I have an aversion to such things, as many of you know by now. Sometimes, short cuts make sense. But for me, if I’m going to the trouble to make a delicious pizza from scratch, then you better believe I’m making my own marinara.
I keep canned San Marzano tomatoes on hand at all times. You should never buy crushed or diced canned tomatoes, because those have added preservatives to help them keep their shape. And those added preservatives change the way the tomatoes taste and cook. Instead, you want to buy the whole tomatoes, and then crush them with your hands.

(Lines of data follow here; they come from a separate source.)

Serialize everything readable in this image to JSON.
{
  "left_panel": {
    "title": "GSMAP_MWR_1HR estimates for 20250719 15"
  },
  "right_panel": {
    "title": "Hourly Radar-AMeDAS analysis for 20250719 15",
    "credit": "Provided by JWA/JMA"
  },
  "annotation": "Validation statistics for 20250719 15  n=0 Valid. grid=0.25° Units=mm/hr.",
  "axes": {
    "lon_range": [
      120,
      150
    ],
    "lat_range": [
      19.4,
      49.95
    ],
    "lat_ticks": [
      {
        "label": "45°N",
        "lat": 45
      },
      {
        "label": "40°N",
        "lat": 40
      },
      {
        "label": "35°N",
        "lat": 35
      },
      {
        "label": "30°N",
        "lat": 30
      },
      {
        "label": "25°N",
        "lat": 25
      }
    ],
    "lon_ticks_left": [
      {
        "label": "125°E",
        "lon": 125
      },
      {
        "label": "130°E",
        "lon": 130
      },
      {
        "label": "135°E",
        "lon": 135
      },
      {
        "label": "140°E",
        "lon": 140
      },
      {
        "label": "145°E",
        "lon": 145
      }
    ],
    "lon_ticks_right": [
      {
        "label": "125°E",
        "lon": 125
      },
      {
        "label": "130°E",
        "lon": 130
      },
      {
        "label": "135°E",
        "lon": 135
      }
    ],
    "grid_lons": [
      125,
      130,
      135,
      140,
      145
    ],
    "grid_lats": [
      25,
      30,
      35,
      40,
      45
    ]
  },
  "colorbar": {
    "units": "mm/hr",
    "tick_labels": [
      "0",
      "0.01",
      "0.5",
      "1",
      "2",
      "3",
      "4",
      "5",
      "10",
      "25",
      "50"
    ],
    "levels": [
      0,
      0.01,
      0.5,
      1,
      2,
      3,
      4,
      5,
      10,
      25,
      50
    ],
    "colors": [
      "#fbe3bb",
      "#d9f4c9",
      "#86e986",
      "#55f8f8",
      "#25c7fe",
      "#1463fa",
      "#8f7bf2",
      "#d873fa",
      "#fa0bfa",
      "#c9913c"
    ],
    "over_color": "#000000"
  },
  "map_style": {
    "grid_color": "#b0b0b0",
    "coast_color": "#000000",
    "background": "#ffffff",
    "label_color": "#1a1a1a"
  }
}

San Marzano tomatoes are a bit more expensive than the regular ones, but well worth it. They’re sweeter and have better flavor. I also like the Muir Glen Organic brand of peeled whole tomatoes, which are usually cheaper.

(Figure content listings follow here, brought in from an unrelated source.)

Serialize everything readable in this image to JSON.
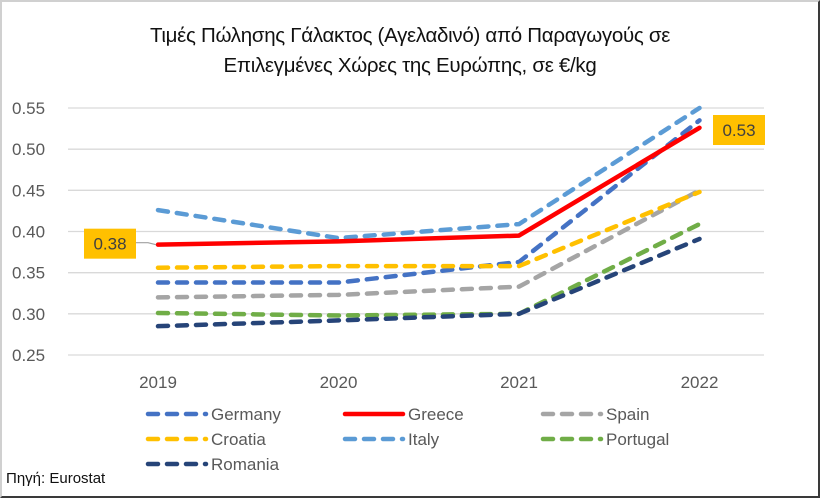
{
  "chart_data": {
    "type": "line",
    "title_lines": [
      "Τιμές Πώλησης Γάλακτος (Αγελαδινό) από Παραγωγούς σε",
      "Επιλεγμένες Χώρες της Ευρώπης, σε €/kg"
    ],
    "xlabel": "",
    "ylabel": "",
    "x": [
      "2019",
      "2020",
      "2021",
      "2022"
    ],
    "ylim": [
      0.25,
      0.55
    ],
    "yticks": [
      "0.25",
      "0.30",
      "0.35",
      "0.40",
      "0.45",
      "0.50",
      "0.55"
    ],
    "grid": true,
    "legend_position": "bottom",
    "series": [
      {
        "name": "Germany",
        "color": "#4472C4",
        "dashed": true,
        "values": [
          0.338,
          0.338,
          0.363,
          0.535
        ]
      },
      {
        "name": "Greece",
        "color": "#FF0000",
        "dashed": false,
        "values": [
          0.384,
          0.388,
          0.395,
          0.526
        ]
      },
      {
        "name": "Spain",
        "color": "#A5A5A5",
        "dashed": true,
        "values": [
          0.32,
          0.323,
          0.333,
          0.45
        ]
      },
      {
        "name": "Croatia",
        "color": "#FFC000",
        "dashed": true,
        "values": [
          0.356,
          0.358,
          0.358,
          0.448
        ]
      },
      {
        "name": "Italy",
        "color": "#5B9BD5",
        "dashed": true,
        "values": [
          0.426,
          0.392,
          0.409,
          0.55
        ]
      },
      {
        "name": "Portugal",
        "color": "#70AD47",
        "dashed": true,
        "values": [
          0.301,
          0.298,
          0.3,
          0.409
        ]
      },
      {
        "name": "Romania",
        "color": "#264478",
        "dashed": true,
        "values": [
          0.285,
          0.292,
          0.3,
          0.391
        ]
      }
    ],
    "annotations": [
      {
        "series": "Greece",
        "x": "2019",
        "text": "0.38",
        "side": "left",
        "bg": "#FFC000"
      },
      {
        "series": "Greece",
        "x": "2022",
        "text": "0.53",
        "side": "right",
        "bg": "#FFC000"
      }
    ],
    "source": "Πηγή: Eurostat"
  }
}
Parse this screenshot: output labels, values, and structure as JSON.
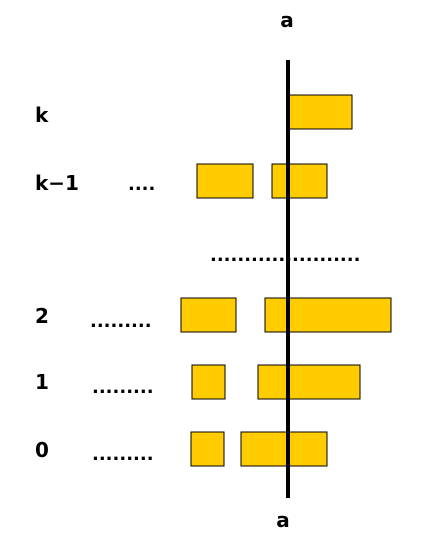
{
  "axis": {
    "top_label": "a",
    "bottom_label": "a"
  },
  "box_color": "#FFCC00",
  "levels": [
    {
      "label": "k",
      "leader": "",
      "boxes": 1
    },
    {
      "label": "k−1",
      "leader": "....",
      "boxes": 2
    },
    {
      "label": "2",
      "leader": ".........",
      "boxes": 2
    },
    {
      "label": "1",
      "leader": ".........",
      "boxes": 2
    },
    {
      "label": "0",
      "leader": ".........",
      "boxes": 2
    }
  ],
  "middle_ellipsis": "......................"
}
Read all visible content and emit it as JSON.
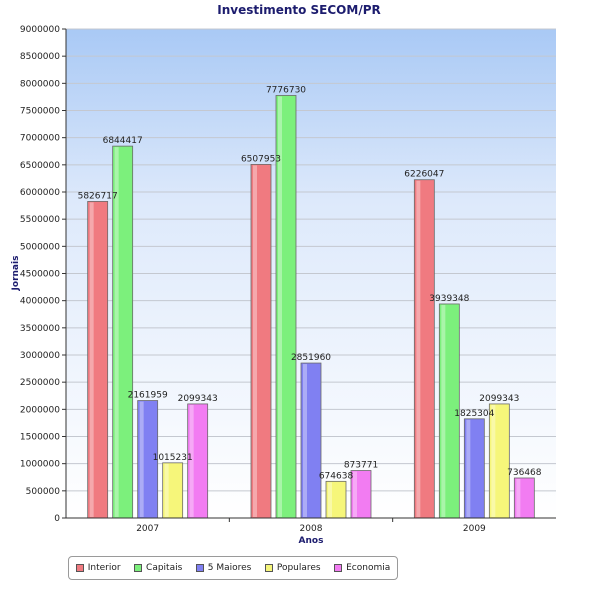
{
  "chart_data": {
    "type": "bar",
    "title": "Investimento SECOM/PR",
    "xlabel": "Anos",
    "ylabel": "Jornais",
    "categories": [
      "2007",
      "2008",
      "2009"
    ],
    "ylim": [
      0,
      9000000
    ],
    "yticks": [
      0,
      500000,
      1000000,
      1500000,
      2000000,
      2500000,
      3000000,
      3500000,
      4000000,
      4500000,
      5000000,
      5500000,
      6000000,
      6500000,
      7000000,
      7500000,
      8000000,
      8500000,
      9000000
    ],
    "grid": true,
    "legend_position": "bottom-left",
    "series": [
      {
        "name": "Interior",
        "color": "#f07a80",
        "values": [
          5826717,
          6507953,
          6226047
        ]
      },
      {
        "name": "Capitais",
        "color": "#7cf07c",
        "values": [
          6844417,
          7776730,
          3939348
        ]
      },
      {
        "name": "5 Maiores",
        "color": "#8080f2",
        "values": [
          2161959,
          2851960,
          1825304
        ]
      },
      {
        "name": "Populares",
        "color": "#f6f67a",
        "values": [
          1015231,
          674638,
          2099343
        ]
      },
      {
        "name": "Economia",
        "color": "#f27cf2",
        "values": [
          2099343,
          873771,
          736468
        ]
      }
    ]
  }
}
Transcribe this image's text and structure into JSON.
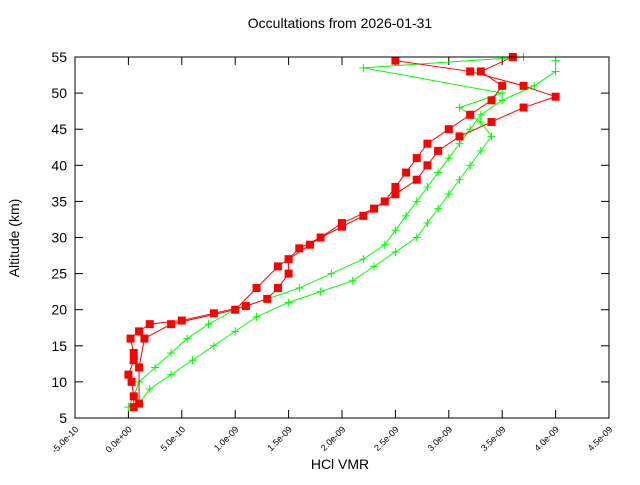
{
  "chart_data": {
    "type": "line",
    "title": "Occultations from 2026-01-31",
    "xlabel": "HCl VMR",
    "ylabel": "Altitude (km)",
    "xlim": [
      -5e-10,
      4.5e-09
    ],
    "ylim": [
      5,
      55
    ],
    "xticks": [
      {
        "value": -5e-10,
        "label": "-5.0e-10"
      },
      {
        "value": 0,
        "label": "0.0e+00"
      },
      {
        "value": 5e-10,
        "label": "5.0e-10"
      },
      {
        "value": 1e-09,
        "label": "1.0e-09"
      },
      {
        "value": 1.5e-09,
        "label": "1.5e-09"
      },
      {
        "value": 2e-09,
        "label": "2.0e-09"
      },
      {
        "value": 2.5e-09,
        "label": "2.5e-09"
      },
      {
        "value": 3e-09,
        "label": "3.0e-09"
      },
      {
        "value": 3.5e-09,
        "label": "3.5e-09"
      },
      {
        "value": 4e-09,
        "label": "4.0e-09"
      },
      {
        "value": 4.5e-09,
        "label": "4.5e-09"
      }
    ],
    "yticks": [
      5,
      10,
      15,
      20,
      25,
      30,
      35,
      40,
      45,
      50,
      55
    ],
    "series": [
      {
        "color": "#00ff00",
        "marker": "plus",
        "x": [
          0,
          5e-11,
          1e-10,
          2.5e-10,
          4e-10,
          5.5e-10,
          7.5e-10,
          1e-09,
          1.3e-09,
          1.6e-09,
          1.9e-09,
          2.2e-09,
          2.4e-09,
          2.5e-09,
          2.6e-09,
          2.7e-09,
          2.8e-09,
          2.9e-09,
          3e-09,
          3.1e-09,
          3.2e-09,
          3.3e-09,
          3.5e-09,
          3.8e-09,
          4e-09,
          4e-09
        ],
        "values": [
          6.5,
          8,
          10,
          12,
          14,
          16,
          18,
          20,
          21.5,
          23,
          25,
          27,
          29,
          31,
          33,
          35,
          37,
          39,
          41,
          43,
          45,
          47,
          49,
          51,
          53,
          54.5
        ]
      },
      {
        "color": "#00ff00",
        "marker": "plus",
        "x": [
          1e-10,
          2e-10,
          4e-10,
          6e-10,
          8e-10,
          1e-09,
          1.2e-09,
          1.5e-09,
          1.8e-09,
          2.1e-09,
          2.3e-09,
          2.5e-09,
          2.7e-09,
          2.8e-09,
          2.9e-09,
          3e-09,
          3.1e-09,
          3.2e-09,
          3.3e-09,
          3.4e-09,
          3.3e-09,
          3.1e-09,
          3.5e-09,
          2.2e-09,
          3.7e-09
        ],
        "values": [
          7,
          9,
          11,
          13,
          15,
          17,
          19,
          21,
          22.5,
          24,
          26,
          28,
          30,
          32,
          34,
          36,
          38,
          40,
          42,
          44,
          46,
          48,
          50,
          53.5,
          55
        ]
      },
      {
        "color": "#ff0000",
        "marker": "square",
        "x": [
          5e-11,
          5e-11,
          3e-11,
          0,
          5e-11,
          5e-11,
          2e-11,
          1e-10,
          2e-10,
          5e-10,
          8e-10,
          1.1e-09,
          1.3e-09,
          1.4e-09,
          1.5e-09,
          1.5e-09,
          1.6e-09,
          1.8e-09,
          2e-09,
          2.2e-09,
          2.4e-09,
          2.5e-09,
          2.6e-09,
          2.7e-09,
          2.8e-09,
          3e-09,
          3.2e-09,
          3.4e-09,
          3.5e-09,
          3.3e-09,
          3.6e-09
        ],
        "values": [
          6.5,
          8,
          10,
          11,
          13,
          14,
          16,
          17,
          18,
          18.5,
          19.5,
          20.5,
          21.5,
          23,
          25,
          27,
          28.5,
          30,
          31.5,
          33,
          35,
          37,
          39,
          41,
          43,
          45,
          47,
          49,
          51,
          53,
          55
        ]
      },
      {
        "color": "#ff0000",
        "marker": "square",
        "x": [
          1e-10,
          1e-10,
          1.5e-10,
          4e-10,
          1e-09,
          1.2e-09,
          1.4e-09,
          1.7e-09,
          2e-09,
          2.3e-09,
          2.5e-09,
          2.7e-09,
          2.8e-09,
          2.9e-09,
          3.1e-09,
          3.4e-09,
          3.7e-09,
          4e-09,
          3.7e-09,
          3.2e-09,
          2.5e-09
        ],
        "values": [
          7,
          12,
          16,
          18,
          20,
          23,
          26,
          29,
          32,
          34,
          36,
          38,
          40,
          42,
          44,
          46,
          48,
          49.5,
          51,
          53,
          54.5
        ]
      }
    ]
  }
}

It’s important to taste the sauce as you go, adding more sugar or salt if necessary. You can never predict how naturally sweet your tomatoes will be – some will be more bitter, and will need more sugar. Keep adding little by little until the taste is right. You can also add a bit of crushed red pepper if you like a kick to your sauce.
Classic Marinara Sauce
Adapted from Food & Wine
- 1/4 cup extra-virgin olive oil
- 3 garlic cloves, peeled and lightly smashed
- 1 tablespoon tomato paste
- One 28-ounce can whole peeled Italian tomatoes with their juices, crushed by hand
- Generous pinch of sugar
- Fresh basil leaves
- Kosher salt and freshly ground pepper
In a large saucepan, heat the oil. Add the garlic and cook over moderate heat, stirring occasionally, until golden, about 5 minutes. Add the tomato paste and cook, stirring, for 1 minute. Add the canned tomatoes with their juices. Stir in the sugar and basil, season with salt and pepper and bring to a boil. Simmer the sauce over low heat, stirring occasionally, until it thickens and is reduced to about 2 1/2 cups, about 30 minutes. Season again with salt and pepper. Discard the basil sprigs and garlic.
Makes about 2 1/2 cups.
The sauce can be refrigerated for up to 3 days.